The position vectors of the points \(A , B , C , D\) are
\(7 \mathbf { i } + 4 \mathbf { j } - \mathbf { k }\),
\(3 \mathbf { i } + 5 \mathbf { j } - 2 \mathbf { k }\),
\(2 \mathbf { i } + 6 \mathbf { j } + 3 \mathbf { k }\),
\(2 \mathbf { i } + 7 \mathbf { j } + \lambda \mathbf { k }\)
respectively. It is given that the shortest distance between the line \(A B\) and the line \(C D\) is 3 .

1. Show that \(\lambda ^ { 2 } - 5 \lambda + 4 = 0\).
2. Find the acute angle between the planes through \(A , B , D\) corresponding to the values of \(\lambda\) satisfying the equation in part (i).

The linear transformation \(\mathrm { T } : \mathbb { R } ^ { 4 } \rightarrow \mathbb { R } ^ { 4 }\) is represented by the matrix $$\left( \begin{array} { r r r r } 1 & 2 & - 1 & - 1
1 & 3 & - 1 & 0
1 & 0 & 3 & 1
0 & 3 & - 4 & - 1 \end{array} \right) .$$ The range space of T is denoted by \(V\).

1. Determine the dimension of \(V\).
2. Show that the vectors \(\left( \begin{array} { l } 1
   1
   1
   0 \end{array} \right) , \left( \begin{array} { l } 2
   3
   0
   3 \end{array} \right) , \left( \begin{array} { r } - 1
   - 1
   3
   - 4 \end{array} \right)\) are linearly independent.
3. Write down a basis of \(V\).
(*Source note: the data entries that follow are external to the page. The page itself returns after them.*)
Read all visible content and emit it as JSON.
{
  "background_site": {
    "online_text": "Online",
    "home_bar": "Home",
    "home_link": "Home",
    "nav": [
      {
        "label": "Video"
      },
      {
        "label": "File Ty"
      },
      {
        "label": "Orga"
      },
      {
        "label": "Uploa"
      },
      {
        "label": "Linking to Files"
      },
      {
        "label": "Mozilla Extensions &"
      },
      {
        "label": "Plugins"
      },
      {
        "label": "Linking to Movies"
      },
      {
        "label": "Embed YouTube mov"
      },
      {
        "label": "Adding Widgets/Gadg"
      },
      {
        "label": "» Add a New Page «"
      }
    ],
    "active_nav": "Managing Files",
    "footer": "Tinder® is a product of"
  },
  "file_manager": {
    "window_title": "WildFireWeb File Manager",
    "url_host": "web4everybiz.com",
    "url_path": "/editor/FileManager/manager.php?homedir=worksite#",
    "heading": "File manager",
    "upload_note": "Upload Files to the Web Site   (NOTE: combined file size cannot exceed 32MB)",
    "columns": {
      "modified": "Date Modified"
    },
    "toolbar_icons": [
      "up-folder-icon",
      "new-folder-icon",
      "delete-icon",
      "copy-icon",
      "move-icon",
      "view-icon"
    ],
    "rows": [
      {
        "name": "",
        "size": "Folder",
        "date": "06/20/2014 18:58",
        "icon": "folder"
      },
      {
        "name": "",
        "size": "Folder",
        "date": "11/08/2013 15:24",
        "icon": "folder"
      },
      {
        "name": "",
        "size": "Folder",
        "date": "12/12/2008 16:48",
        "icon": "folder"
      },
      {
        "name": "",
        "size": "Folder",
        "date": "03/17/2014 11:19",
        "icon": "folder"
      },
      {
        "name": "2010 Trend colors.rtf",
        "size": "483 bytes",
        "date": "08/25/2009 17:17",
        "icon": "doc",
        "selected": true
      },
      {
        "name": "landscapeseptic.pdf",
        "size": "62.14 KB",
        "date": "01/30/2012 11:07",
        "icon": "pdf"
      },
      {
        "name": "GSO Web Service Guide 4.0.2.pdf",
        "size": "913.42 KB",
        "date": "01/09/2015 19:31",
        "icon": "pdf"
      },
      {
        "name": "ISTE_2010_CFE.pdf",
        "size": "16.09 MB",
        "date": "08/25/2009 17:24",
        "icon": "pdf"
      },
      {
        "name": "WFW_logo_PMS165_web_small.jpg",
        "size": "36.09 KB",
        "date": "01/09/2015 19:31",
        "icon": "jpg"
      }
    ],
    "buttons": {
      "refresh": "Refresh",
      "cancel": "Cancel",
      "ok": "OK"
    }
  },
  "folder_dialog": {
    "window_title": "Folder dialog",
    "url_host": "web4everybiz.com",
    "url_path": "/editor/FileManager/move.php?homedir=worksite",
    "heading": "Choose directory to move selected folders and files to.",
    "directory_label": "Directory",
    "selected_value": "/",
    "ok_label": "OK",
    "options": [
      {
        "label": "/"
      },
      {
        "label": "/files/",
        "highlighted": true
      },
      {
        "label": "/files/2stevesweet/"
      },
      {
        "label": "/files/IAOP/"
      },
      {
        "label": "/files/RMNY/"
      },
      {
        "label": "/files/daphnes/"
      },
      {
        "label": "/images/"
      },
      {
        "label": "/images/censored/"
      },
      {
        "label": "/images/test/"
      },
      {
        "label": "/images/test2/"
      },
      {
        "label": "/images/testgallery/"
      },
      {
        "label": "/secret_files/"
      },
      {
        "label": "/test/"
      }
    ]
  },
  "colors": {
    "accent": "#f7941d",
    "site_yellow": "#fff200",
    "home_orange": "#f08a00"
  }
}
The set of elements of \(\mathbb { R } ^ { 4 }\) which do not belong to \(V\) is denoted by \(W\).
4. State, with a reason, whether \(W\) is a vector space.
5. Show that if the vector \(\left( \begin{array} { l } x
   y
   z
   t \end{array} \right)\) belongs to \(W\) then \(y - z - t \neq 0\).